Claro que não estava, mas havia uma esperança distante de que ia ficar tudo bem sim.
Tão distante quanto a margem do outro lado.
Só que a simples sugestão de ficar ali, parado sobre a água, me fazia tremer e, nesses ataques de tremedeira, o caiaque balançava como que sugerindo duas opções e, entre virar ali e chegar do outro lado morto, preferi chegar do outro lado morto.
Foi por isso - só por isso, acho - que cheguei do outro lado.
Morto.
Devo ter desembarcado uns duzentos metros do lugar certo pra desembarcar.
De longe, o Igor berrava uns "aí não, vem pra cá", que eu fingia não ouvir pra não ter que mandar ele ralar o cu nas pedras.
Cheguei, desabei de bunda no chão e sentei.
Ofeguei, ofeguei e ofeguei.
Bufei, bufei e bufei.
Respire fundo, mais fundo e muito mais fundo.
Só quando tive certeza absoluta de que não ia mais morrer, fiquei de pé outra vez.
Porém, fiz isso de um jeito tão incerto que parecia que minhas pernas tinham sido projetadas pela equipe por Sérgio Naya.
Parecendo um mamulengo do carnaval de rua de Olinda, caminhei - em marcha beeeeeem lenta - até onde o Igor e a Carô (a namorada dele na época) para perguntar se eles achavam melhor eu levar o caiaque até lá.

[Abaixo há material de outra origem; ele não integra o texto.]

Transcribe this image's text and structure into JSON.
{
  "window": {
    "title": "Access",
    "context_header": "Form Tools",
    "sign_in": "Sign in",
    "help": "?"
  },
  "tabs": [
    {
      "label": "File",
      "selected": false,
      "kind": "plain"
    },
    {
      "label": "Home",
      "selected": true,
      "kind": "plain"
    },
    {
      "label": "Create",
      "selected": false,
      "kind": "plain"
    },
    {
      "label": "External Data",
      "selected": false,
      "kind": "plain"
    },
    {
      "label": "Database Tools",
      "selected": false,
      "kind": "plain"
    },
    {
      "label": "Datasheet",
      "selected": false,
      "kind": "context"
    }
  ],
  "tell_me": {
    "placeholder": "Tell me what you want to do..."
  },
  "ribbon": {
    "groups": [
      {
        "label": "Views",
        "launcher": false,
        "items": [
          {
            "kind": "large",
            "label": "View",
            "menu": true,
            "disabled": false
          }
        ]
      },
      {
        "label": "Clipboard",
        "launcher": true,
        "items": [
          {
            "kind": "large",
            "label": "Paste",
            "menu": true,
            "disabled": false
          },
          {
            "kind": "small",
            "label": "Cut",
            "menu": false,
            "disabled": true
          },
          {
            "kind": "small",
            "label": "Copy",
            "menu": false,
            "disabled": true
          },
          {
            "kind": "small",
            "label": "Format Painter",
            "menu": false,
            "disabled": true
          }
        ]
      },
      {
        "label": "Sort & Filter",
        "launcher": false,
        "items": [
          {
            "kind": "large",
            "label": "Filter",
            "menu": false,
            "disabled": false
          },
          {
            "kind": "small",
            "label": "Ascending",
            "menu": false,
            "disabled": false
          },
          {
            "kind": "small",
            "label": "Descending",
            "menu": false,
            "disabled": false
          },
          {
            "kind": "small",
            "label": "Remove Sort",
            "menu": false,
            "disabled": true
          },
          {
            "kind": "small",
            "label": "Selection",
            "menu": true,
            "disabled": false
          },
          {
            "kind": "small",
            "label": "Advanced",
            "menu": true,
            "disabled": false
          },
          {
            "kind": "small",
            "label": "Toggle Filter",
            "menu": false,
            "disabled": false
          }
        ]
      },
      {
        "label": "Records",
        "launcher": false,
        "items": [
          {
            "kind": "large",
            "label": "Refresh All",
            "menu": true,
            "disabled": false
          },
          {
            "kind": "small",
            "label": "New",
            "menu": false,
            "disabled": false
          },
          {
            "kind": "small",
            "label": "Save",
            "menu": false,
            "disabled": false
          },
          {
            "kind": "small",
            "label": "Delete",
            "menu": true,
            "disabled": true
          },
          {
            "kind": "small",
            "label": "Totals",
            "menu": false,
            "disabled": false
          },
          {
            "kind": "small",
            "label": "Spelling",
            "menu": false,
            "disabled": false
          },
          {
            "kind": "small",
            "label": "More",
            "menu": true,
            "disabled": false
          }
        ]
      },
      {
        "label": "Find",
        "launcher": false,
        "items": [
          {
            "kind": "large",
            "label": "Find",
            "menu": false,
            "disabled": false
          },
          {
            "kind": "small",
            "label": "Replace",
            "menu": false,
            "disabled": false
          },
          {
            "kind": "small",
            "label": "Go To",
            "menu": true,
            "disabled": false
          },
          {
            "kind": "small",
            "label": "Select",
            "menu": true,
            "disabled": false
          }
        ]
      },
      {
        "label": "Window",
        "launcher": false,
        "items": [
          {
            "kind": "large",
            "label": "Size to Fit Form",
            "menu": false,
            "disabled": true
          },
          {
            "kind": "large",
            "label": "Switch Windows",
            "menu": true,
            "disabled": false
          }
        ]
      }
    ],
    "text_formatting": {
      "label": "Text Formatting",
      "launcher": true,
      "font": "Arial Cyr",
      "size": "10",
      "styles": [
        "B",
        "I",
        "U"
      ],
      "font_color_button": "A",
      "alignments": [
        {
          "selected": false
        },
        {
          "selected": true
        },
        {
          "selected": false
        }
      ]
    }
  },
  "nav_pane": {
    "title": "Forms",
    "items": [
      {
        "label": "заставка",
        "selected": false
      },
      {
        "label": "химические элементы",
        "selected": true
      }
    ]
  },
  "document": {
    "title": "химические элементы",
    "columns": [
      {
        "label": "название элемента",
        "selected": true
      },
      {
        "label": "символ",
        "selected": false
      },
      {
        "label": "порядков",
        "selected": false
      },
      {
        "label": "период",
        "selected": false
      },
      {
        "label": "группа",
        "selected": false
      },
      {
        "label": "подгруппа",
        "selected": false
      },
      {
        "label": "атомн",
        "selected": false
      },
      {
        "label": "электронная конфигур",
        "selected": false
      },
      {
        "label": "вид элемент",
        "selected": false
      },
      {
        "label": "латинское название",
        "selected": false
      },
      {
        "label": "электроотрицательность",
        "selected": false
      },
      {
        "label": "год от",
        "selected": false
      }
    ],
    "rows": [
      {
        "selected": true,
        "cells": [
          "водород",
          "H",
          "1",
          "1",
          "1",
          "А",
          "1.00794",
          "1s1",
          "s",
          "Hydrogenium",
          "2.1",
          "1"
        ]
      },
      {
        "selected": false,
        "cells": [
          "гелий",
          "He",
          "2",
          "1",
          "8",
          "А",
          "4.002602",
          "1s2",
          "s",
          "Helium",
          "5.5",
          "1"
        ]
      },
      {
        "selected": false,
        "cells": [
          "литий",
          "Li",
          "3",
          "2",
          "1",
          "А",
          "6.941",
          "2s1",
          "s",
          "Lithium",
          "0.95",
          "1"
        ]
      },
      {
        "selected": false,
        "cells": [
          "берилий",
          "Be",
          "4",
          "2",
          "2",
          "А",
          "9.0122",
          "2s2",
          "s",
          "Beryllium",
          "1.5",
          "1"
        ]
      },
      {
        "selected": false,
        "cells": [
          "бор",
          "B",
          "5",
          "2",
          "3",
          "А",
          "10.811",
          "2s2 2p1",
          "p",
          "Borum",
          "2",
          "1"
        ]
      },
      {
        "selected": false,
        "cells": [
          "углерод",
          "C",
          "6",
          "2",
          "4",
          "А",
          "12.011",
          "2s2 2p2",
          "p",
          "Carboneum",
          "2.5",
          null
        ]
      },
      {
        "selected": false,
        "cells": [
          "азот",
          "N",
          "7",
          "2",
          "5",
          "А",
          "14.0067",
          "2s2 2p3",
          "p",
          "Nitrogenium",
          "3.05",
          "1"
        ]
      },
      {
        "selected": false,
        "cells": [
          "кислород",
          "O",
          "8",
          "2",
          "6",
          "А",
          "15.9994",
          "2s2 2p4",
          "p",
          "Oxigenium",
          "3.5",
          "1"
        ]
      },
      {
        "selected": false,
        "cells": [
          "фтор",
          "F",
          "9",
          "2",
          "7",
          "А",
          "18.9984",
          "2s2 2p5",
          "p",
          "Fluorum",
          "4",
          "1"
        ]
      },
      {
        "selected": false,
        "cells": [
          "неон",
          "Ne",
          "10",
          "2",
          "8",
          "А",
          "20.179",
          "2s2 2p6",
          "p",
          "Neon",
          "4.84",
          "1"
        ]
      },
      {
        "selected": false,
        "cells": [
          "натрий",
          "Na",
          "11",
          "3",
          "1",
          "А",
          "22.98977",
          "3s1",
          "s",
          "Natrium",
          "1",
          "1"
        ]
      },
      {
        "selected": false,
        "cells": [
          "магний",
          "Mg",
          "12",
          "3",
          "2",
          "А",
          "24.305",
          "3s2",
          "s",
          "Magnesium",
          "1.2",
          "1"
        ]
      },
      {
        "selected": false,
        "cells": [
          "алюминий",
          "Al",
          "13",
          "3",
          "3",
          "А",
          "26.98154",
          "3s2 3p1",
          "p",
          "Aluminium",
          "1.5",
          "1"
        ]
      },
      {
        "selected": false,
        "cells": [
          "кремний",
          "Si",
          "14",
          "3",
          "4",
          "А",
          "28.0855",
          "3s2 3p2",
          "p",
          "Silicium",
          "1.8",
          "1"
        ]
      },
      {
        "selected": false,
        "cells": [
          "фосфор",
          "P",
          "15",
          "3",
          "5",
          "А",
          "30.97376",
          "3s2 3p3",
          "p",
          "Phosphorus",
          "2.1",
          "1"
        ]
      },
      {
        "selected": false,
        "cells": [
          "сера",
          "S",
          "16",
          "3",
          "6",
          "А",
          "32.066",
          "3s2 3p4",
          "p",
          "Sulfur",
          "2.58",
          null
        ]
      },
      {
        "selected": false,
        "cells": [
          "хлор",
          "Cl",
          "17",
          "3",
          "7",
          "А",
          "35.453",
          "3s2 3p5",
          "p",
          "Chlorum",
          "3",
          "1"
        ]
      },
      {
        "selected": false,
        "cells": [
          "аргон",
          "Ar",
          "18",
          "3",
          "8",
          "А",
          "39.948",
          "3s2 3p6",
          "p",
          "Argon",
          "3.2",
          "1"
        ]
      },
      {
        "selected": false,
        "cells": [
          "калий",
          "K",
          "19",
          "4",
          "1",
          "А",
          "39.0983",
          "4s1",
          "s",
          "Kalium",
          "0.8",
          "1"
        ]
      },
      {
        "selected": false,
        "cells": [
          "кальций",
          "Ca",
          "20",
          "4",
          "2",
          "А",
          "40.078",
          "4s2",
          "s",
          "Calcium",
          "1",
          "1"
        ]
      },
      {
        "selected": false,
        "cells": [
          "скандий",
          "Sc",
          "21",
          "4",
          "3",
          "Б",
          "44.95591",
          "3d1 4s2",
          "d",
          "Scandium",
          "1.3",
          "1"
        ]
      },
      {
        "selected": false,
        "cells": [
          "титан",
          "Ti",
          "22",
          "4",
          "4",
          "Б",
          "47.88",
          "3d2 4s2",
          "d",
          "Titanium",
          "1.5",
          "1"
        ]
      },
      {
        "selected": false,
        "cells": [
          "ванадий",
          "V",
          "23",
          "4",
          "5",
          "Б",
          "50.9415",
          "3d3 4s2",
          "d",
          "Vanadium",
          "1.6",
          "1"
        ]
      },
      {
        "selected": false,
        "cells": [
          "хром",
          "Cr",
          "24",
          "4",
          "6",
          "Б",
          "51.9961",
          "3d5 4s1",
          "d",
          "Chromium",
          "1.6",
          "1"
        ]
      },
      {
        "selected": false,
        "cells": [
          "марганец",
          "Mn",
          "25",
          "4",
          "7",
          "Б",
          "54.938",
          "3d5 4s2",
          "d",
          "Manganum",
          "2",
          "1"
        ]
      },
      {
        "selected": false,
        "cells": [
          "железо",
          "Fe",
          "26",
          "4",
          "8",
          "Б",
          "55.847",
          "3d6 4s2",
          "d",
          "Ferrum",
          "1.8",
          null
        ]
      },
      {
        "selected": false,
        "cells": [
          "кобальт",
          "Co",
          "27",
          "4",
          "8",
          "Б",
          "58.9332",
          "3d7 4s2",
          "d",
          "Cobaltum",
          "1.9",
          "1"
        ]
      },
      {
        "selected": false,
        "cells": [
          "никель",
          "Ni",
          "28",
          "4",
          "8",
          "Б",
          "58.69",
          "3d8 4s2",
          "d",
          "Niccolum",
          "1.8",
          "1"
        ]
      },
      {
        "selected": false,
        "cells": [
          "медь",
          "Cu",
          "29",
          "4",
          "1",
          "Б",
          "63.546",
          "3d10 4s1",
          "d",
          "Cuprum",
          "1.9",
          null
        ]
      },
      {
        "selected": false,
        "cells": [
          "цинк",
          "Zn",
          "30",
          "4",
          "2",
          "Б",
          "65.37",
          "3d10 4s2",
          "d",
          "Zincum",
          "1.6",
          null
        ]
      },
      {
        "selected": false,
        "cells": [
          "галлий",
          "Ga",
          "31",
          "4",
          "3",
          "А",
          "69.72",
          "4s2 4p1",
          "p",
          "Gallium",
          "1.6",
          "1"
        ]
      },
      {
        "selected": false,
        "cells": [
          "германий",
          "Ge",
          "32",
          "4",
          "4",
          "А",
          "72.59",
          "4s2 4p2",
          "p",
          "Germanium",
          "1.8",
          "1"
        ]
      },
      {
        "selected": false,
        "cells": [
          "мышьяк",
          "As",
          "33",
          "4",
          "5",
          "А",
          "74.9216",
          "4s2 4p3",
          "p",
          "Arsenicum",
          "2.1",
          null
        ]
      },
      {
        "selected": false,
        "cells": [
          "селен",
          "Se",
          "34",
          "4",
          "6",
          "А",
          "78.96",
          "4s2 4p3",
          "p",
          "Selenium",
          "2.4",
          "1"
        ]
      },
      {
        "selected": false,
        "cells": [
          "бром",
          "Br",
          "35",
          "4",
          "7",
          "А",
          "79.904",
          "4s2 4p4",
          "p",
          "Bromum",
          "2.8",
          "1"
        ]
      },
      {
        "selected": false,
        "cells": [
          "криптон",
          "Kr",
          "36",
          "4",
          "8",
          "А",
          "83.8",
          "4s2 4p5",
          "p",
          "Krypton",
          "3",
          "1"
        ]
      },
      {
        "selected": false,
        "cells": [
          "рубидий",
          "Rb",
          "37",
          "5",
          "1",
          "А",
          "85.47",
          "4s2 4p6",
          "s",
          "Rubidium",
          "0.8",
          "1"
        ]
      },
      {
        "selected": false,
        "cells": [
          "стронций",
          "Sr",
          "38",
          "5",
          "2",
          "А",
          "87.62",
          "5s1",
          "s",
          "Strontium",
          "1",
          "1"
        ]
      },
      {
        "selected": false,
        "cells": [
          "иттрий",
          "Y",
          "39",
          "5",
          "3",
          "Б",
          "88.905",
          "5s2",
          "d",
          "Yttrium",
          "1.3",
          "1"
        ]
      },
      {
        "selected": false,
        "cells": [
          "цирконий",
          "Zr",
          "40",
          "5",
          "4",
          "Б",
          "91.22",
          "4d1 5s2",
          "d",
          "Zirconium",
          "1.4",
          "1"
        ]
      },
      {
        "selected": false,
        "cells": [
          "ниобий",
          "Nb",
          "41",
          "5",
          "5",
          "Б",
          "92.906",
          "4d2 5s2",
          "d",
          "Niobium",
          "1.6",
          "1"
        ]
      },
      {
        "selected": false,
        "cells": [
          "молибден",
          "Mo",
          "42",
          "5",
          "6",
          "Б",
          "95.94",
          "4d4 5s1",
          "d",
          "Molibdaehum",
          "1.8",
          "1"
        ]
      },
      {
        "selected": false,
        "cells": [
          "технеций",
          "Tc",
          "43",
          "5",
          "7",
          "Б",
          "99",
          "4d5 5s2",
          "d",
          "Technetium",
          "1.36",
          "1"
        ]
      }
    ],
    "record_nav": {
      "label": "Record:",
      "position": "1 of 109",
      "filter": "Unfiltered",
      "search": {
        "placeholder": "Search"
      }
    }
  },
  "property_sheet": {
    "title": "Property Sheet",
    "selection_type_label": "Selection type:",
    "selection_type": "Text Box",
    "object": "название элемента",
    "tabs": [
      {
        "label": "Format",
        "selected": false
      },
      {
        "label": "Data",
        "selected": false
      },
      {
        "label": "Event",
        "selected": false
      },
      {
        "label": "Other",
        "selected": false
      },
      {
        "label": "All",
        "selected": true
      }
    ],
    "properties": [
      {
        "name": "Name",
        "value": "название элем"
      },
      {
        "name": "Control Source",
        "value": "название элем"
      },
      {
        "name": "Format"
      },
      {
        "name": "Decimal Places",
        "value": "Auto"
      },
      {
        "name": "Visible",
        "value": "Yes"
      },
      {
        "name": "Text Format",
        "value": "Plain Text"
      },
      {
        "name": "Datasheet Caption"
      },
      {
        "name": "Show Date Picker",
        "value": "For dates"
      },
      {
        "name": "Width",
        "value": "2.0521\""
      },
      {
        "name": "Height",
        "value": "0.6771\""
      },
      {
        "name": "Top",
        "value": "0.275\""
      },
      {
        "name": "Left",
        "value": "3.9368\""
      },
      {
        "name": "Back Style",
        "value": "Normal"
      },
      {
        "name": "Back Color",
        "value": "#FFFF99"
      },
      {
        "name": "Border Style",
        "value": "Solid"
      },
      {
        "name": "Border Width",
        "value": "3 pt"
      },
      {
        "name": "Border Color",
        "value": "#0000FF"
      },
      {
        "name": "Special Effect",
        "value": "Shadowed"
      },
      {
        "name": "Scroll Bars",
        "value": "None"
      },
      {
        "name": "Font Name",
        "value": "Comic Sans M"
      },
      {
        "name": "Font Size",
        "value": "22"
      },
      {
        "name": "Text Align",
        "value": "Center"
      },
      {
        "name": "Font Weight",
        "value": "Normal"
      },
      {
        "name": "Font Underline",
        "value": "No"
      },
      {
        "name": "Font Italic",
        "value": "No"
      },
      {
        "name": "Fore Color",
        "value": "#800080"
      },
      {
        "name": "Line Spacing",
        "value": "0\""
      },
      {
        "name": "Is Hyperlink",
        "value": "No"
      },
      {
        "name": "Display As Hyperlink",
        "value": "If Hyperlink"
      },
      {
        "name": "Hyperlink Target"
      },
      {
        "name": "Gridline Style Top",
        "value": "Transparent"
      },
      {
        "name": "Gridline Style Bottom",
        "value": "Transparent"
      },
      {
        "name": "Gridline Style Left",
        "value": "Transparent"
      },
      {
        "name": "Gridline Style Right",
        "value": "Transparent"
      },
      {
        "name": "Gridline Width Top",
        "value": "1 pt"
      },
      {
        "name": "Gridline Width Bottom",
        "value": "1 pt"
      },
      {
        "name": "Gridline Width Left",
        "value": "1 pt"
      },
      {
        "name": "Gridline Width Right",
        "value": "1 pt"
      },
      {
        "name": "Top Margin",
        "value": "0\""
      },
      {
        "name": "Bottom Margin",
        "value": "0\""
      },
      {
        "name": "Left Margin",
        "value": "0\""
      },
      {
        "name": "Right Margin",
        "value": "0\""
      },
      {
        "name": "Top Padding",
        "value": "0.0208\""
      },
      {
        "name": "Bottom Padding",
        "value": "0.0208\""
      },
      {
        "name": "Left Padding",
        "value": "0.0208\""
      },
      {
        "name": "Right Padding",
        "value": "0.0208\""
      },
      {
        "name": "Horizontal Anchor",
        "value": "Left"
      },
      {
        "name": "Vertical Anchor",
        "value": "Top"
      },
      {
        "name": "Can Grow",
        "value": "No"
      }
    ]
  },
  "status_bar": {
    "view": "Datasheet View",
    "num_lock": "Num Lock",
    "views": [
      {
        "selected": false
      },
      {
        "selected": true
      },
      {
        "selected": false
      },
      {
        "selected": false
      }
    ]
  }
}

Claro que eu sabia a resposta, mas o tempo de ir até lá fazer a pergunta me foi precioso para a recuperação da parte das minhas funções motoras sem as quais eu não só não conseguiria carregar o caiaque, mas também não conseguiria fazer o meu tradicional número mongol de dança para afugentar maus espíritos.
A gente escondeu os barcos onde o mato era mais alto e partiu ao trabalho.
Enquanto o Igor se embrenhava no mato, a Carô e eu tínhamos coisa pra fazer ali, na beiradinha.
Fomos ver massinhas nas árvores.
Não são árvores que dão massinha como frutos, que fique claro.
As massinhas foram colocadas lá por alguém completamente sem noção - o Igor - o que deixou a tarefa de encontrá-las bem mais penosa.
Havia três cores diferentes de massinhas, que tinha alguma coisa a ver com a cor que não se deve ter pra um predador não te pegar.
Fiquei imaginando o Predador, do filme, ali, naquelas árvores, olhando pra nós e vendo apenas borrões de luz.
Será que há luz em mim, Predador?
Por favor, me diga...
Pois sim: não.
Escureceu e, com a escuridão, vieram os primeiros sujeitos de barco querendo saber quem éramos e o que fazíamos com lanternas por lá.
Pescadores: um velho, um moleque e um barco montado em cima de um estrado de cama.
Os pescadores eram crentes tementes a Deus e estavam com medo de que nós fôssemos, além de pescadores, pecadores e que estivéssemos a fim de roubar as redes e os peixes deles. Como diabos, perguntei, eu ia poder roubar a rede deles se meu caiaque não tinha nenhum disposito wi-fi?
Falei com eles enquanto a Carô se escondia e procurava o facão, que o Igor tinha levado em sua jornada mata adentro.
Tudo bem: convenci os dois que eu que eu não era hacker, nem pescador e que estava lá para verificar a presença de alienígenas na mata.
Posso não ser pescador, mas, como pecador, jamais perderia uma oportunidade de criar uma lenda urbana com as próprias mãos.
Eles foram embora.
Catamos todas - ou quase todas - as massinhas.
Fomos xingando o Igor que não marca as árvores direito.
Xingando o Igor por ele ser o Igor.
Xingando o Igor porque ele não tava lá.
E xingando o Igor, sobretudo, porque seria indelicado se ficássemos, Carô e eu, xingando um a outro sem motivo nenhum.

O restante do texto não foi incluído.